Managing childhood fever in a prehospital setting

01 November 2008
Volume 1 · Issue 2

Abstract

In 2007, the National Institute for Health and Clinical Excellence (NICE) produced guidelines on feverish illness in children concentrating specifically on assessment and initial management in children under 5 years. Fever has been identified as one of the most common reasons for children to be taken to their GP or the emergency department and a principal rationale for admission to children's wards. Usually fever indicates some underlying viral or bacterial infection, which is predominantly self-limiting. However, a few are serious in nature requiring urgent treatment, such as meningitis, septicaemia, urinary tract infection and pneumonia.

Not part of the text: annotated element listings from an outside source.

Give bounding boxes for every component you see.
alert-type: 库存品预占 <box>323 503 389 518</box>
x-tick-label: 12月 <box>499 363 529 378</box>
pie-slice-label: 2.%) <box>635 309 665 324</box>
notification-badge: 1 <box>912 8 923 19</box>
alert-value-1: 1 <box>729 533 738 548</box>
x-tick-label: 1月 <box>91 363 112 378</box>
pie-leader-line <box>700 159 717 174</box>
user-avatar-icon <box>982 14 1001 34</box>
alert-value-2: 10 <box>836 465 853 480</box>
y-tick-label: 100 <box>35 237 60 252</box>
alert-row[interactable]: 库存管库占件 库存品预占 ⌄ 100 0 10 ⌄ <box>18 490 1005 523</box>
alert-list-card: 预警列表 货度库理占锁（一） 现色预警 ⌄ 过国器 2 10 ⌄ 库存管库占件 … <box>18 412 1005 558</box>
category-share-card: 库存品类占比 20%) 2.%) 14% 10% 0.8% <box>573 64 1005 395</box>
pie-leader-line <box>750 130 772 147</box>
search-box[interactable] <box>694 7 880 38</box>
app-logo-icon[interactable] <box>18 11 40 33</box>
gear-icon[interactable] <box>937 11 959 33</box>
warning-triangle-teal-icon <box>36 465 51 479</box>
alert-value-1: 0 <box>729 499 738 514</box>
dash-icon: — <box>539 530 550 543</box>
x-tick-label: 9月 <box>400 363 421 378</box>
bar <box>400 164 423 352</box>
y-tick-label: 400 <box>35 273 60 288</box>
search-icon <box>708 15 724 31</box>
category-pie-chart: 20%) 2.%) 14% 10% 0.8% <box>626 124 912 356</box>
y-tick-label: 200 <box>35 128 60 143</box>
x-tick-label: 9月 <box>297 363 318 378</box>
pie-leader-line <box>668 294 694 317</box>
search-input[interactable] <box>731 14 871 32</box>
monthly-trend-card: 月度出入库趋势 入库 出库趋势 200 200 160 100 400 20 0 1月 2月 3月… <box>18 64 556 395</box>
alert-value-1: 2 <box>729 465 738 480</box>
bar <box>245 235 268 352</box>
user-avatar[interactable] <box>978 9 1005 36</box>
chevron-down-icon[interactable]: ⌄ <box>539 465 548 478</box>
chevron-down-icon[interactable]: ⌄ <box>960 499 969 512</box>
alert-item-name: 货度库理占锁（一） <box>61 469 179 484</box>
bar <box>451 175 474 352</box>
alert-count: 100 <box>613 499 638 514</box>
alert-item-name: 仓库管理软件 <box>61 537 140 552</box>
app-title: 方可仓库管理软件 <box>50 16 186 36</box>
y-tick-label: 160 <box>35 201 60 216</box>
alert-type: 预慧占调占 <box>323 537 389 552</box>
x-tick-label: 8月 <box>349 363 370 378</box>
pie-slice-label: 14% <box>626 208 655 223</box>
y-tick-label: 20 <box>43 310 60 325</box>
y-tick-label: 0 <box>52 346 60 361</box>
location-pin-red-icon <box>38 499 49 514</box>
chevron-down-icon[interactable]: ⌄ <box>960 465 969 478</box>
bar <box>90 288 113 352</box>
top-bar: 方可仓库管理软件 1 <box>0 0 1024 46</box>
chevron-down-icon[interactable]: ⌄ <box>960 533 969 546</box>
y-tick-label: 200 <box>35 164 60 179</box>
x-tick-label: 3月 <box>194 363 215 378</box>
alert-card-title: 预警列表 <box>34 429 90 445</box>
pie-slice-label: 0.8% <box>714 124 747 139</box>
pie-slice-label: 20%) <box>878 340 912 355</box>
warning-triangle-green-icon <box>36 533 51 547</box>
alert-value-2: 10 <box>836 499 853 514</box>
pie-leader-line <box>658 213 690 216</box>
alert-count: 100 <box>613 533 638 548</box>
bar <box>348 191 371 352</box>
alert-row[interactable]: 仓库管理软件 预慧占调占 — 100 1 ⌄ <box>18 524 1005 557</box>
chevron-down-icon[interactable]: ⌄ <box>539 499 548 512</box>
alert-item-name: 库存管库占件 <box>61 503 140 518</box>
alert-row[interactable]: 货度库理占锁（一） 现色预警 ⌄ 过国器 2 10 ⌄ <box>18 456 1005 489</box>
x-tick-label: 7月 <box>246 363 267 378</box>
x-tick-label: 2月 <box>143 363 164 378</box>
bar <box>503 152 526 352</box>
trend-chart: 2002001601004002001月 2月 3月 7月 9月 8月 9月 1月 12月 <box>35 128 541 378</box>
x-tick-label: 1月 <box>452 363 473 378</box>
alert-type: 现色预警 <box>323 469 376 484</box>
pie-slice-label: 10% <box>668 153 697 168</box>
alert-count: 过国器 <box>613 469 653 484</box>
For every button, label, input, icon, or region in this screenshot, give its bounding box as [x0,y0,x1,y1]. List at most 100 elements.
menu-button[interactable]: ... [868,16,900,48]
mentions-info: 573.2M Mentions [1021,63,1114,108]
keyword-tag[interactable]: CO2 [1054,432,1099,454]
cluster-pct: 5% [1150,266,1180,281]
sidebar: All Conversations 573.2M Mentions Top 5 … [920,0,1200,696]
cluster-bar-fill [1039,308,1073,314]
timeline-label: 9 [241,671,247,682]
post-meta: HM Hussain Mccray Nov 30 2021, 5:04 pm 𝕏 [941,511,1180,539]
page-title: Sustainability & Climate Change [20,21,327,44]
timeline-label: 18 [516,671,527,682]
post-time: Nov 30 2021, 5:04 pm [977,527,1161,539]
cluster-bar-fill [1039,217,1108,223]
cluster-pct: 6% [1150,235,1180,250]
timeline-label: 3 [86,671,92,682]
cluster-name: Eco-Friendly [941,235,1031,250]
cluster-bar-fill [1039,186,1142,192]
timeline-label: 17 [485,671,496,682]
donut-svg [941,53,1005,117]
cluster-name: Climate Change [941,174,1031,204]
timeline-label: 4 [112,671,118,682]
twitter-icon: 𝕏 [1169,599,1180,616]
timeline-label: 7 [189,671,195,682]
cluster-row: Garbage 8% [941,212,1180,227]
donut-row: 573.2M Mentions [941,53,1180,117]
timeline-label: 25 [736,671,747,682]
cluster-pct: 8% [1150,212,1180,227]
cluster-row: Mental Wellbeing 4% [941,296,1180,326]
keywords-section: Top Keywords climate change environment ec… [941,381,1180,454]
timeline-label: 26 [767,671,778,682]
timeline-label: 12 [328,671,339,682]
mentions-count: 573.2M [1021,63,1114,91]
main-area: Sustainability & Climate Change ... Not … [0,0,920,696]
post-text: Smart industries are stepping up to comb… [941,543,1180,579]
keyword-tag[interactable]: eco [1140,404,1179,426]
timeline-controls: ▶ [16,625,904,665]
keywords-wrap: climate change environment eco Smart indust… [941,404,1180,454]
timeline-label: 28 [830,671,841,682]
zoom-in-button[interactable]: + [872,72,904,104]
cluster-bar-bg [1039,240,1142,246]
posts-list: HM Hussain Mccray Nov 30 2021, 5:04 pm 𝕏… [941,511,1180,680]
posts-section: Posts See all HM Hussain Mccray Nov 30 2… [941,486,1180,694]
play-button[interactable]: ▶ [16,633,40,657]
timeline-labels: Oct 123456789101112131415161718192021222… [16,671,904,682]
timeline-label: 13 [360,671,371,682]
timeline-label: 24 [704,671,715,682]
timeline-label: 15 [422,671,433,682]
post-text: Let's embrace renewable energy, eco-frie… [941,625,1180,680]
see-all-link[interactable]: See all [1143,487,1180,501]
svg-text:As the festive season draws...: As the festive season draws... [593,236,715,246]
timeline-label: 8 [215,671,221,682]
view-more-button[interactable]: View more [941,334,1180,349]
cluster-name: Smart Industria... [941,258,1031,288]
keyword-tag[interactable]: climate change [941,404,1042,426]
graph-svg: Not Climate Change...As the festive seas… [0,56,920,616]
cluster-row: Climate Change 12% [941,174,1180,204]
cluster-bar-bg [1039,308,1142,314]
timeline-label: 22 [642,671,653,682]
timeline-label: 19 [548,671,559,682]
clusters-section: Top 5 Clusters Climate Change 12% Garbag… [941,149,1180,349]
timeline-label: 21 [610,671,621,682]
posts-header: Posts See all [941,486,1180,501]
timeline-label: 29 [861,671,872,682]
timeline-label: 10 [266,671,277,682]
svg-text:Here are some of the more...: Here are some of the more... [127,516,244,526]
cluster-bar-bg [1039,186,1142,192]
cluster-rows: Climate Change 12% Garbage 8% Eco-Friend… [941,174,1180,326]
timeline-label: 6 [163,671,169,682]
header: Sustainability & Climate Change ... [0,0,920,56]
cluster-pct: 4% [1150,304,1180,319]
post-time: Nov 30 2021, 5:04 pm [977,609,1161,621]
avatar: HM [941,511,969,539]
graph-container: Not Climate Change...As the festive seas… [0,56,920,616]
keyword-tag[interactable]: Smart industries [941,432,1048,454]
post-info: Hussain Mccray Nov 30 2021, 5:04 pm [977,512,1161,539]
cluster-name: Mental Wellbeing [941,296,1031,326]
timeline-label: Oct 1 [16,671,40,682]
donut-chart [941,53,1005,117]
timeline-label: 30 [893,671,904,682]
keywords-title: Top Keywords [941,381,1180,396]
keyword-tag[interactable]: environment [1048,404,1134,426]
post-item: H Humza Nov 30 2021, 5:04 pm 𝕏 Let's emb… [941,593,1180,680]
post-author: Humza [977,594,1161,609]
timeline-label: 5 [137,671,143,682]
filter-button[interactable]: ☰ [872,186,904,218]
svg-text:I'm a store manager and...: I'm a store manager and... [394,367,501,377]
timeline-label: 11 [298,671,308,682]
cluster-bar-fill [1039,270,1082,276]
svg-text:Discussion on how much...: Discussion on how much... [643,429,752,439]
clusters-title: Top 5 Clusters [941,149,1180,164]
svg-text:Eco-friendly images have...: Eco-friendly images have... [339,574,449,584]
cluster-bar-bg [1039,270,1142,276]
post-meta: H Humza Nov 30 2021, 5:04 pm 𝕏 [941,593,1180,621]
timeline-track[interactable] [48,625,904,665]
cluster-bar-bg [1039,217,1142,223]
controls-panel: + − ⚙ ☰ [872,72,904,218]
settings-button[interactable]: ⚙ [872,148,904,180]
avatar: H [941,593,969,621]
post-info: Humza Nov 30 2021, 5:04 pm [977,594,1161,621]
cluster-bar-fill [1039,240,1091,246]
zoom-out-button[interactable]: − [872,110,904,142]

It is imperative that prehospital health practitioners (paramedic technicians, emergency care practitioners, nurse practitioners) have an ability to think critically about the potential aetiologies displaying this clinical feature, an understanding of current evidence-based management guidelines and a commitment to standardize practice. The aim of this article is to explore and incorporate the NICE guidelines into an appraisal of the ill child presenting with a fever, using the SOAP (subjective, objective, assessment, plan) model of assessment (Weed, 1969) for structure. Furthermore, the physiology of fever will be outlined briefly to provide baseline underpinning knowledge and understanding.